Survey Data

Reg No

40401308


Rating

Regional


Categories of Special Interest

Architectural, Artistic, Historical, Social


Previous Name

Saint Mogue's Catholic Church


Original Use

Church/chapel


In Use As

Church/chapel


Date

1865 - 1870


Coordinates

223229, 315298


Date Recorded

10/07/2012


Date Updated

--/--/--


Description

Freestanding Gothic-Revival Roman Catholic church, built 1868, having five-bay double-height nave with lean-to aisles behind single storey narthex to west connecting to truncated bell tower to north, sacristy to east end of south aisle, single storey gabled transepts. Pitched slate roof altered to have oversailing eaves and verges with uPVC soffit, clay ridge tiles, stone crucifixes to gables, uPVC rainwater goods. Flat roof to bell tower with bell mounted above.
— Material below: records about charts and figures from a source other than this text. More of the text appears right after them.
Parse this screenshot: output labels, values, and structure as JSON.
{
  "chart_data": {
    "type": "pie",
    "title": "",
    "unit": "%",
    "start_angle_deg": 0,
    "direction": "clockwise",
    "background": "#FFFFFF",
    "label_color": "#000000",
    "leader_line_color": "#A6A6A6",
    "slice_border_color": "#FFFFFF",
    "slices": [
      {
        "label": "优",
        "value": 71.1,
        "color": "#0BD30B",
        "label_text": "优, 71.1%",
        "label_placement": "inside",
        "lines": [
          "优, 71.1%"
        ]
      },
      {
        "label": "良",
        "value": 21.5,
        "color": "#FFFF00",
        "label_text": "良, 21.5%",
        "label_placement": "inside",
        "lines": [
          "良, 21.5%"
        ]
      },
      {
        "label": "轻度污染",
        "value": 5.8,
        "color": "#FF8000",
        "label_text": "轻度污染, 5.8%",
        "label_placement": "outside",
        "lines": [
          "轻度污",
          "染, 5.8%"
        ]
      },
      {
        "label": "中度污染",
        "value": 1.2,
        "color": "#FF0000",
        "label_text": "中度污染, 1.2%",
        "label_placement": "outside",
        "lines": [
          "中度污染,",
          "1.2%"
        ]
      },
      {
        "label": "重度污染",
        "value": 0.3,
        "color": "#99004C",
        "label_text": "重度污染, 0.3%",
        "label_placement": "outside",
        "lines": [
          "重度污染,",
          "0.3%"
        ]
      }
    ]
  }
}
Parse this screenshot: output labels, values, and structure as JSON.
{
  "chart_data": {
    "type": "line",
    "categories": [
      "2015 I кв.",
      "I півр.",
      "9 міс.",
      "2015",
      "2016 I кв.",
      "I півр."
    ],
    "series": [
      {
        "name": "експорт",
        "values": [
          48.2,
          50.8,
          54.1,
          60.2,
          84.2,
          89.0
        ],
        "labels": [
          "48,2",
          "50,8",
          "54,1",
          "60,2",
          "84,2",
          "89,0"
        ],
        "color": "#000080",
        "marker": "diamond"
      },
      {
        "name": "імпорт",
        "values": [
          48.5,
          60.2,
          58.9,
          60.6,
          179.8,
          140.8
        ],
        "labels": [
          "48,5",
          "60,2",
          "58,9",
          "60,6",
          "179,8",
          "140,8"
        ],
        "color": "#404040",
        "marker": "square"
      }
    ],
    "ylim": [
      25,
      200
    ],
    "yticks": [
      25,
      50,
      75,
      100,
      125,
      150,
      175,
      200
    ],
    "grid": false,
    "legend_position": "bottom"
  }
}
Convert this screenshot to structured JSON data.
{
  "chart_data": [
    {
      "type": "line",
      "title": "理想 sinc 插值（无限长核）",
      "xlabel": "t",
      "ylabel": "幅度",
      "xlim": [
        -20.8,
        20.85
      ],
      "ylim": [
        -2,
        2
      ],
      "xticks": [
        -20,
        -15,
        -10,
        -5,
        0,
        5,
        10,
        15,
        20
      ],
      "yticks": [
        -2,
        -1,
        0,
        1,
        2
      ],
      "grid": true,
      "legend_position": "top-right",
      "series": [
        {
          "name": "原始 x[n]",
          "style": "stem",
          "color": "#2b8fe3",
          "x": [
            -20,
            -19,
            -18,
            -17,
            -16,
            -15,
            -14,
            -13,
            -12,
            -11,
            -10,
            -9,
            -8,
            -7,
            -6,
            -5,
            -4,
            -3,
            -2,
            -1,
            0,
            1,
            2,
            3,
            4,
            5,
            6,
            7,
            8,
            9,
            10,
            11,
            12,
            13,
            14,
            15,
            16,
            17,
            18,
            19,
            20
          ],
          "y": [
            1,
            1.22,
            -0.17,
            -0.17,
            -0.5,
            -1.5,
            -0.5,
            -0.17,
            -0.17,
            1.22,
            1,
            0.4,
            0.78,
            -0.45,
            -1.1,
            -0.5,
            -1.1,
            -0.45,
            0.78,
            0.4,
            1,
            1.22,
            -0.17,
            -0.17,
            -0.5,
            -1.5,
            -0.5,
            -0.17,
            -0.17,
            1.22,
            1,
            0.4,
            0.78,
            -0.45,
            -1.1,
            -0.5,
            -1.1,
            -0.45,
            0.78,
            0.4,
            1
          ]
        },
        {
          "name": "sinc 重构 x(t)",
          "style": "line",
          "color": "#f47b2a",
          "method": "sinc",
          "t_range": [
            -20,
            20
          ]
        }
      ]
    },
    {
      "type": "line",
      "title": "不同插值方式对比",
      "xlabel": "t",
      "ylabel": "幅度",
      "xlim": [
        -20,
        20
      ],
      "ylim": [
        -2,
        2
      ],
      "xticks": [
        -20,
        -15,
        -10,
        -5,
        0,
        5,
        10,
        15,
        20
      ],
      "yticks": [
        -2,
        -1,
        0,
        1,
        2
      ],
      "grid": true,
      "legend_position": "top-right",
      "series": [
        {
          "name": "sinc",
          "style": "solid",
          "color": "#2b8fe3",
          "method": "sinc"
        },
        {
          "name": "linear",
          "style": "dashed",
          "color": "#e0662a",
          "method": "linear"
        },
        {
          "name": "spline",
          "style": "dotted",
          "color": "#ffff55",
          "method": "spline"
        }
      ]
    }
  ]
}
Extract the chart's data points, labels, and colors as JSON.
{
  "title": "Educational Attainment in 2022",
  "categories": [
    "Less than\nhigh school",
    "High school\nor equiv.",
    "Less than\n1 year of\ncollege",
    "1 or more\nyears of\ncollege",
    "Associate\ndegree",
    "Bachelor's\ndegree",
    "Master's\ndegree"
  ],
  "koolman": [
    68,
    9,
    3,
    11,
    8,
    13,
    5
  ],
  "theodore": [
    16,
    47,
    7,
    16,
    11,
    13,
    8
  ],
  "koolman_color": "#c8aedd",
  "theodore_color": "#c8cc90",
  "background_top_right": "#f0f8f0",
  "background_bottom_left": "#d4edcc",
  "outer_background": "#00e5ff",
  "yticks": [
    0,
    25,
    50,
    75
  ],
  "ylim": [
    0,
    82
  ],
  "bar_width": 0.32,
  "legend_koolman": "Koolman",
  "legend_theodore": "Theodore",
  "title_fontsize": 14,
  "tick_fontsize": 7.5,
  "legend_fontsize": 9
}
Coursed squared rock-faced sandstone walls, smooth limestone course at window level, bevelled plinth, buttresses to nave gables. Yellow sandstone dressing to openings. Rose window to west gable with trefoil arches on radiating colonettes. Entrance door below in pointed arch supported on colonettes with foliate capitals, hood moulding over with foliate labels and banded relieving arch, blind oculus to tympanum over segmental headed replacement door. Impost extends over flanking pointed recesses with foliate colonettes framing miniature lancets in wide sandstone surrounds, motif continues as three-bay arcade to flanking narthex. Single and paired trefoil and quatrefoil clerestorey windows to nave. Lancet windows to aisles in groups of two and threes. Large pointed arch plate tracery to chancel end with hood moulding and relieving arch composed of rose window with mmultifoil centre in ring or roundels over lancet arcade. Rose window to north transept, small quatrefoil to south transept. Segmental-headed door to north of tower in pointed arch surround. Pointed segmental arch to sacristy door to east. Leaded windows and banded stone relieving arches. Interior faceted ceiling above nave and as pointed vault above chancel, all subdivided with timber profiles. Timber arches between bays resting on corbels in nave and on colonettes with corbels above chancel. Compartmented lean-to ceiling to aisles with trusses supported on decorative corbels. Colonettes between to paired clerestorey openings over pointed arcade to sides of nave with stepped and profiled arch soffits resting on squat scagliola columns with foliate capitals. Square-profile piers to sides of chancel. Timber gallery and access stairs, quatrefoil openings in balustrade. White marble facing to steps. Recent timber confessionals to end of south-west aisle. Graveyard surrounding church. Rubble-stone boundary walls with cut stone copings.

Appraisal

Designed by the inventive and prolific architect William Hague (1836-1899) to replace an earlier church on the site, this church is an excellent example of his high quality design. It was completed in the same year as Saint Patrick's Catholic Church, Milltown (see 40401412), and five years after Saint Aidan’s Catholic Church, Butlersbridge (see 40401518), and shares stylistic characteristics with the architect's other churches in county, but differs most obviously in the use of large short columns to the nave. Unusually for rural Catholic churches, though typical for Hague, the church is orientated liturgically east-west, despite the conflict this orientation creates with its site, and results in a large chancel window, not the main entrance, facing the road. The church is prominently situated on high ground and adds significantly to the historic character of its setting.